Do you have a picture?
I've just smashed my ebony and boxwood 6" set with a club hammer on the doorstep with the neighbours looking on, and you're right - the lead does not extend in a column in these fine old sets in the manner I suggested for plastic or 3D printed pieces.
Hang-on there's a police officer at the door....
No pieces from any company, wood or plastic, new or old, have weights extending into the column, because it defeats the purpose of stability (i.e., it raises the center of gravity, which would make them easier to tip over). However, I'm more than happy to be proven wrong on this matter; just give me an example of a commercially manufactured chess piece with weighting material extending into the column.

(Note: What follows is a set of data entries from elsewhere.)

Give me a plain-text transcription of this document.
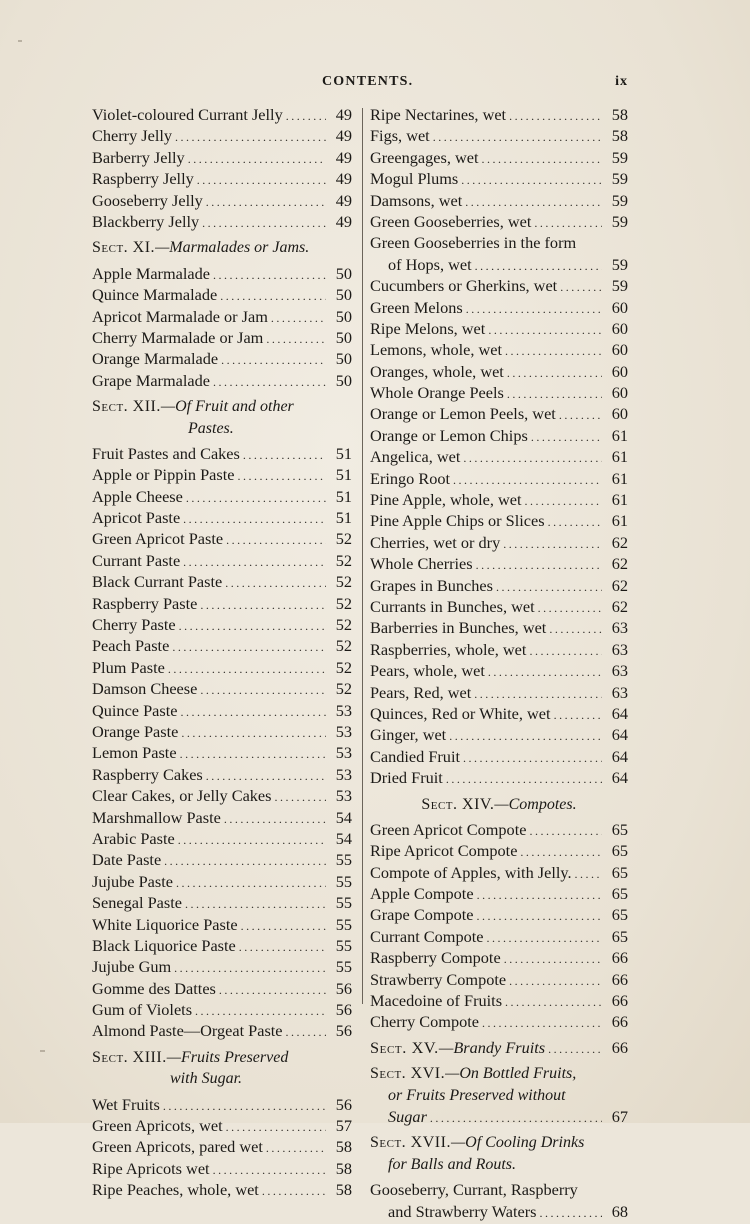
CONTENTS.	ix
Violet-coloured Currant Jelly .....	49
Cherry Jelly .....	49
Barberry Jelly .....	49
Raspberry Jelly .....	49
Gooseberry Jelly .....	49
Blackberry Jelly .....	49
Sect. XI.—Marmalades or Jams.
Apple Marmalade .....	50
Quince Marmalade .....	50
Apricot Marmalade or Jam .....	50
Cherry Marmalade or Jam .....	50
Orange Marmalade .....	50
Grape Marmalade .....	50
Sect. XII.—Of Fruit and other
Pastes.
Fruit Pastes and Cakes .....	51
Apple or Pippin Paste .....	51
Apple Cheese .....	51
Apricot Paste .....	51
Green Apricot Paste .....	52
Currant Paste .....	52
Black Currant Paste .....	52
Raspberry Paste .....	52
Cherry Paste .....	52
Peach Paste .....	52
Plum Paste .....	52
Damson Cheese .....	52
Quince Paste .....	53
Orange Paste .....	53
Lemon Paste .....	53
Raspberry Cakes .....	53
Clear Cakes, or Jelly Cakes .....	53
Marshmallow Paste .....	54
Arabic Paste .....	54
Date Paste .....	55
Jujube Paste .....	55
Senegal Paste .....	55
White Liquorice Paste .....	55
Black Liquorice Paste .....	55
Jujube Gum .....	55
Gomme des Dattes .....	56
Gum of Violets .....	56
Almond Paste—Orgeat Paste .....	56
Sect. XIII.—Fruits Preserved
with Sugar.
Wet Fruits .....	56
Green Apricots, wet .....	57
Green Apricots, pared wet .....	58
Ripe Apricots wet .....	58
Ripe Peaches, whole, wet .....	58
Ripe Nectarines, wet .....	58
Figs, wet .....	58
Greengages, wet .....	59
Mogul Plums .....	59
Damsons, wet .....	59
Green Gooseberries, wet .....	59
Green Gooseberries in the form
of Hops, wet .....	59
Cucumbers or Gherkins, wet .....	59
Green Melons .....	60
Ripe Melons, wet .....	60
Lemons, whole, wet .....	60
Oranges, whole, wet .....	60
Whole Orange Peels .....	60
Orange or Lemon Peels, wet .....	60
Orange or Lemon Chips .....	61
Angelica, wet .....	61
Eringo Root .....	61
Pine Apple, whole, wet .....	61
Pine Apple Chips or Slices .....	61
Cherries, wet or dry .....	62
Whole Cherries .....	62
Grapes in Bunches .....	62
Currants in Bunches, wet .....	62
Barberries in Bunches, wet .....	63
Raspberries, whole, wet .....	63
Pears, whole, wet .....	63
Pears, Red, wet .....	63
Quinces, Red or White, wet .....	64
Ginger, wet .....	64
Candied Fruit .....	64
Dried Fruit .....	64
Sect. XIV.—Compotes.
Green Apricot Compote .....	65
Ripe Apricot Compote .....	65
Compote of Apples, with Jelly. .....	65
Apple Compote .....	65
Grape Compote .....	65
Currant Compote .....	65
Raspberry Compote .....	66
Strawberry Compote .....	66
Macedoine of Fruits .....	66
Cherry Compote .....	66
Sect. XV.—Brandy Fruits .....	66
Sect. XVI.—On Bottled Fruits,
or Fruits Preserved without
Sugar .....	67
Sect. XVII.—Of Cooling Drinks
for Balls and Routs.
Gooseberry, Currant, Raspberry
and Strawberry Waters .....	68
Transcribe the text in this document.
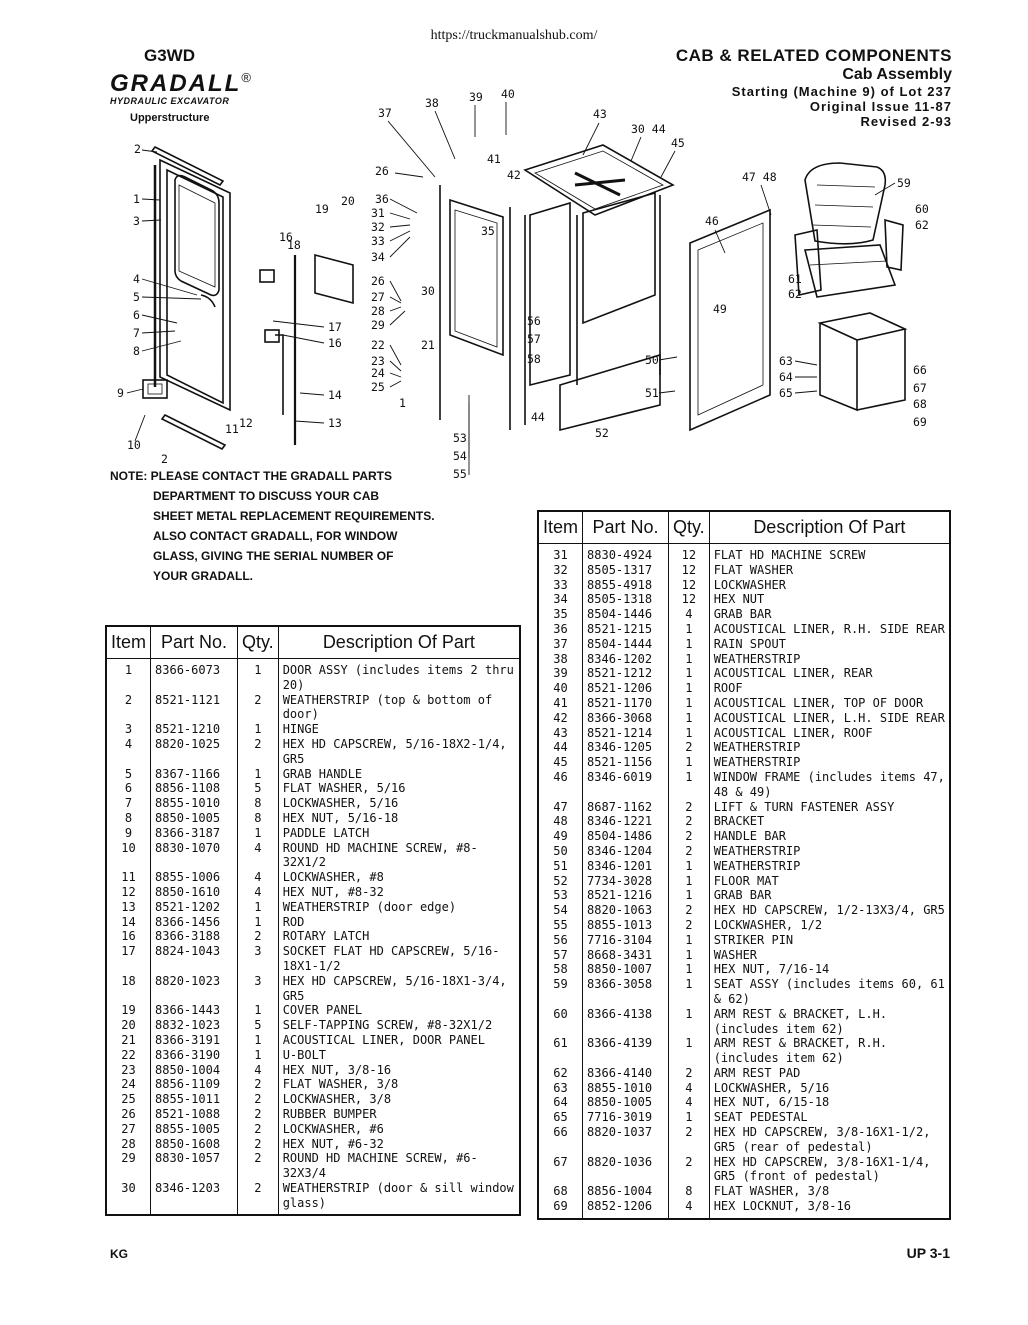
https://truckmanualshub.com/
G3WD
GRADALL®
HYDRAULIC EXCAVATOR
Upperstructure
CAB & RELATED COMPONENTS
Cab Assembly
Starting (Machine 9) of Lot 237
Original Issue 11-87
Revised 2-93
2
1
3
4
5
6
7
8
9
10
11 12	13
14
16
17
18
16
19
20
21
22
23
24
25
26
26
27
28
29
30
31
32
33
34
35
36
37
38	39 40
41
42
43
30 44
45
46
47 48
49
50
51
52
53
54
55
56
57
58
59
60
61
62
62
63
64
65
66
67
68
69
44
1
2
NOTE: PLEASE CONTACT THE GRADALL PARTS
DEPARTMENT TO DISCUSS YOUR CAB
SHEET METAL REPLACEMENT REQUIREMENTS.
ALSO CONTACT GRADALL, FOR WINDOW
GLASS, GIVING THE SERIAL NUMBER OF
YOUR GRADALL.
Item	Part No.	Qty.	Description Of Part
1	8366-6073	1	DOOR ASSY (includes items 2 thru 20)
2	8521-1121	2	WEATHERSTRIP (top & bottom of door)
3	8521-1210	1	HINGE
4	8820-1025	2	HEX HD CAPSCREW, 5/16-18X2-1/4, GR5
5	8367-1166	1	GRAB HANDLE
6	8856-1108	5	FLAT WASHER, 5/16
7	8855-1010	8	LOCKWASHER, 5/16
8	8850-1005	8	HEX NUT, 5/16-18
9	8366-3187	1	PADDLE LATCH
10	8830-1070	4	ROUND HD MACHINE SCREW, #8-32X1/2
11	8855-1006	4	LOCKWASHER, #8
12	8850-1610	4	HEX NUT, #8-32
13	8521-1202	1	WEATHERSTRIP (door edge)
14	8366-1456	1	ROD
16	8366-3188	2	ROTARY LATCH
17	8824-1043	3	SOCKET FLAT HD CAPSCREW, 5/16-18X1-1/2
18	8820-1023	3	HEX HD CAPSCREW, 5/16-18X1-3/4, GR5
19	8366-1443	1	COVER PANEL
20	8832-1023	5	SELF-TAPPING SCREW, #8-32X1/2
21	8366-3191	1	ACOUSTICAL LINER, DOOR PANEL
22	8366-3190	1	U-BOLT
23	8850-1004	4	HEX NUT, 3/8-16
24	8856-1109	2	FLAT WASHER, 3/8
25	8855-1011	2	LOCKWASHER, 3/8
26	8521-1088	2	RUBBER BUMPER
27	8855-1005	2	LOCKWASHER, #6
28	8850-1608	2	HEX NUT, #6-32
29	8830-1057	2	ROUND HD MACHINE SCREW, #6-32X3/4
30	8346-1203	2	WEATHERSTRIP (door & sill window glass)
Item	Part No.	Qty.	Description Of Part
31	8830-4924	12	FLAT HD MACHINE SCREW
32	8505-1317	12	FLAT WASHER
33	8855-4918	12	LOCKWASHER
34	8505-1318	12	HEX NUT
35	8504-1446	4	GRAB BAR
36	8521-1215	1	ACOUSTICAL LINER, R.H. SIDE REAR
37	8504-1444	1	RAIN SPOUT
38	8346-1202	1	WEATHERSTRIP
39	8521-1212	1	ACOUSTICAL LINER, REAR
40	8521-1206	1	ROOF
41	8521-1170	1	ACOUSTICAL LINER, TOP OF DOOR
42	8366-3068	1	ACOUSTICAL LINER, L.H. SIDE REAR
43	8521-1214	1	ACOUSTICAL LINER, ROOF
44	8346-1205	2	WEATHERSTRIP
45	8521-1156	1	WEATHERSTRIP
46	8346-6019	1	WINDOW FRAME (includes items 47, 48 & 49)
47	8687-1162	2	LIFT & TURN FASTENER ASSY
48	8346-1221	2	BRACKET
49	8504-1486	2	HANDLE BAR
50	8346-1204	2	WEATHERSTRIP
51	8346-1201	1	WEATHERSTRIP
52	7734-3028	1	FLOOR MAT
53	8521-1216	1	GRAB BAR
54	8820-1063	2	HEX HD CAPSCREW, 1/2-13X3/4, GR5
55	8855-1013	2	LOCKWASHER, 1/2
56	7716-3104	1	STRIKER PIN
57	8668-3431	1	WASHER
58	8850-1007	1	HEX NUT, 7/16-14
59	8366-3058	1	SEAT ASSY (includes items 60, 61 & 62)
60	8366-4138	1	ARM REST & BRACKET, L.H. (includes item 62)
61	8366-4139	1	ARM REST & BRACKET, R.H. (includes item 62)
62	8366-4140	2	ARM REST PAD
63	8855-1010	4	LOCKWASHER, 5/16
64	8850-1005	4	HEX NUT, 6/15-18
65	7716-3019	1	SEAT PEDESTAL
66	8820-1037	2	HEX HD CAPSCREW, 3/8-16X1-1/2, GR5 (rear of pedestal)
67	8820-1036	2	HEX HD CAPSCREW, 3/8-16X1-1/4, GR5 (front of pedestal)
68	8856-1004	8	FLAT WASHER, 3/8
69	8852-1206	4	HEX LOCKNUT, 3/8-16
KG	UP 3-1
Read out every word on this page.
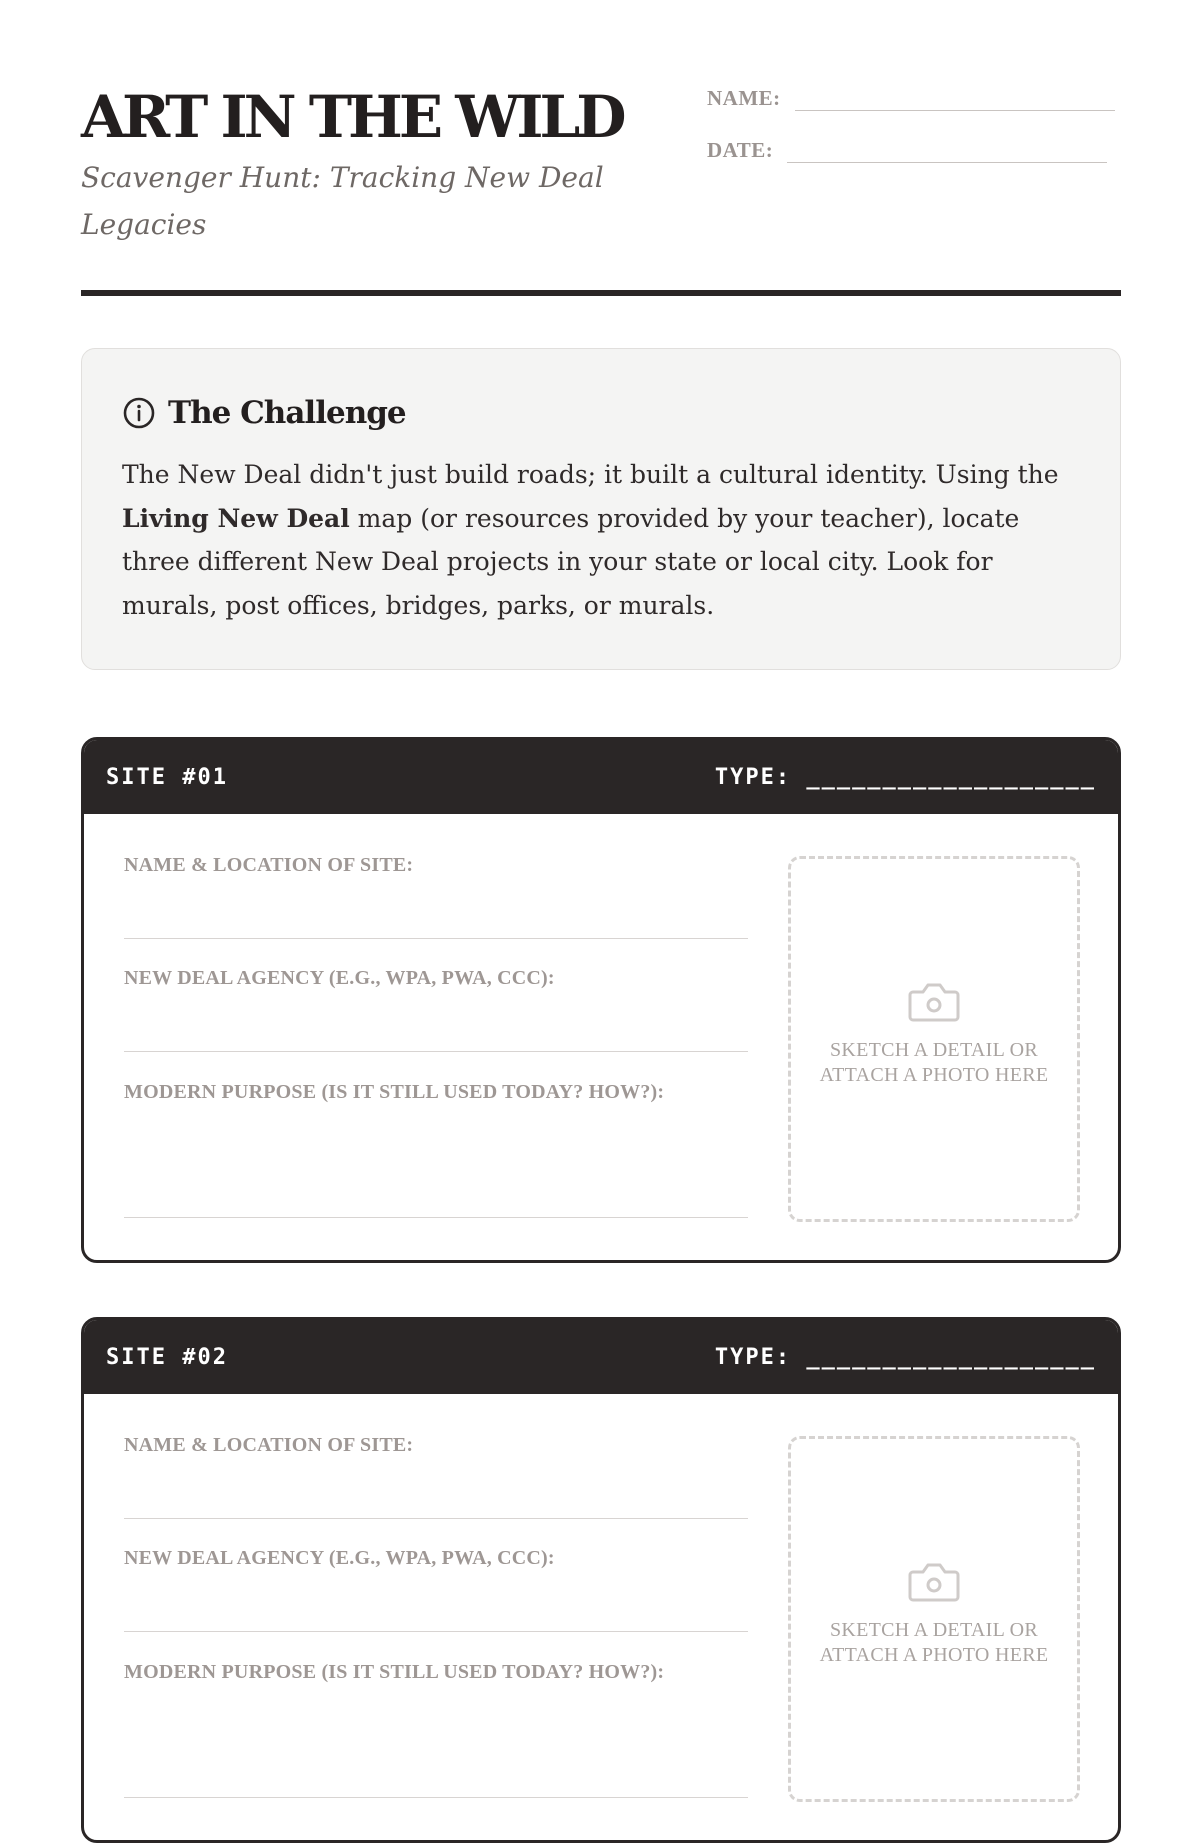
ART IN THE WILD

Scavenger Hunt: Tracking New Deal Legacies

NAME:
DATE:
The Challenge

The New Deal didn't just build roads; it built a cultural identity. Using the Living New Deal map (or resources provided by your teacher), locate three different New Deal projects in your state or local city. Look for murals, post offices, bridges, parks, or murals.

SITE #01	TYPE: ___________________
NAME & LOCATION OF SITE:
NEW DEAL AGENCY (E.G., WPA, PWA, CCC):
MODERN PURPOSE (IS IT STILL USED TODAY? HOW?):
SKETCH A DETAIL OR ATTACH A PHOTO HERE
SITE #02	TYPE: ___________________
NAME & LOCATION OF SITE:
NEW DEAL AGENCY (E.G., WPA, PWA, CCC):
MODERN PURPOSE (IS IT STILL USED TODAY? HOW?):
SKETCH A DETAIL OR ATTACH A PHOTO HERE
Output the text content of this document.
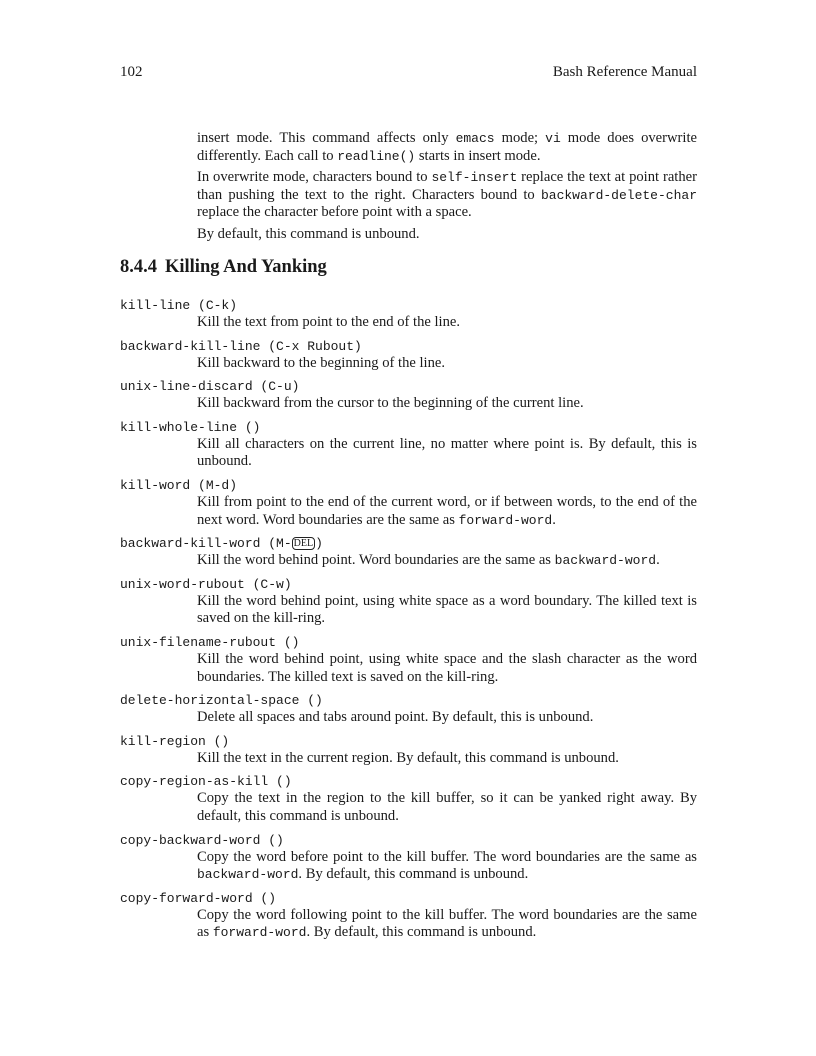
102	Bash Reference Manual

insert mode. This command affects only emacs mode; vi mode does overwrite differently. Each call to readline() starts in insert mode.

In overwrite mode, characters bound to self-insert replace the text at point rather than pushing the text to the right. Characters bound to backward-delete-char replace the character before point with a space.

By default, this command is unbound.

8.4.4 Killing And Yanking
kill-line (C-k)
Kill the text from point to the end of the line.
backward-kill-line (C-x Rubout)
Kill backward to the beginning of the line.
unix-line-discard (C-u)
Kill backward from the cursor to the beginning of the current line.
kill-whole-line ()
Kill all characters on the current line, no matter where point is. By default, this is unbound.
kill-word (M-d)
Kill from point to the end of the current word, or if between words, to the end of the next word. Word boundaries are the same as forward-word.
backward-kill-word (M- DEL )
Kill the word behind point. Word boundaries are the same as backward-word.
unix-word-rubout (C-w)
Kill the word behind point, using white space as a word boundary. The killed text is saved on the kill-ring.
unix-filename-rubout ()
Kill the word behind point, using white space and the slash character as the word boundaries. The killed text is saved on the kill-ring.
delete-horizontal-space ()
Delete all spaces and tabs around point. By default, this is unbound.
kill-region ()
Kill the text in the current region. By default, this command is unbound.
copy-region-as-kill ()
Copy the text in the region to the kill buffer, so it can be yanked right away. By default, this command is unbound.
copy-backward-word ()
Copy the word before point to the kill buffer. The word boundaries are the same as backward-word. By default, this command is unbound.
copy-forward-word ()
Copy the word following point to the kill buffer. The word boundaries are the same as forward-word. By default, this command is unbound.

The classic Drueke Player's Choice pieces are the archetype for weighted plastic pieces (they are also where the still-used terms "double-weighted" and "triple-weighted" came from), and those didn't have weights extending into the column either (again, correct me if I'm wrong).
That is a great idea, but I think most people don't have the tool to do that. I wonder about a straight shaft with glue in the bottom.
Don't pour molten lead on wet glue, nor on anything else that is wet. You'll get a very violent reaction.
All you need to do is enlarge the bottom of the hole a bit. It doesn't have to be perfect, just a little larger than the rest of the hole. A Dremel tool with a small cutting disc would be ideal. Also, you can put a groove or grooves in the wall of the hole anywhere; it doesn't necessarily have to be at the bottom of the hole.
Another tool you could use is a bent pick, like so:
Heat the end of it with a propane torch, and burn a groove or grooves into the wall of the hole. Once the groove line is sufficiently burnt, you can scrape the charred wood away, leaving a groove. Repeat until the groove is deep enough for a good mechanical lock on the lead (the groove doesn't need to be very deep; 1/16" deep would do the trick).
I was actually speaking of using the glue on the lead after the metal is solid. It would then hold the felt on the piece.
I've returned to this forum with, what I believe to be, the real reason for the threaded recess in the bottom of the pieces several of us have been 'discussing'.
I'll just get a few photo's to support my evidence - and perhaps a lawyer or two!
Well I'm sorry - the internet in NZ is so bad I'm going to have to pass this time.
3 attemps have been made to upload a concise description of a particular technique used by wood turners that would leave a threaded recess - including photo's. Unfortunately Vodafone and the capitalist banana republic that is NZ have conspired to rob me of connectivity at least 5 times a day!
Google 'Screw Chuck' or 'Screw Faceplate' and you will see a possible reason why there are threads in the recesses of so many chess pieces.
You don't need to make a threaded hole as long as you can gouge the sides of the hole, whether it be with something like a chip carving knife or a chisel.
I agree, but if the turner has used a screw chuck or faceplate during manufacture then there will be a thread left behind after the finished piece has been unscrewed/removed.
It's a win win! the wood is held securely during manufacture and the resulting recess has a surface well suited to holding molten lead once it has solidified.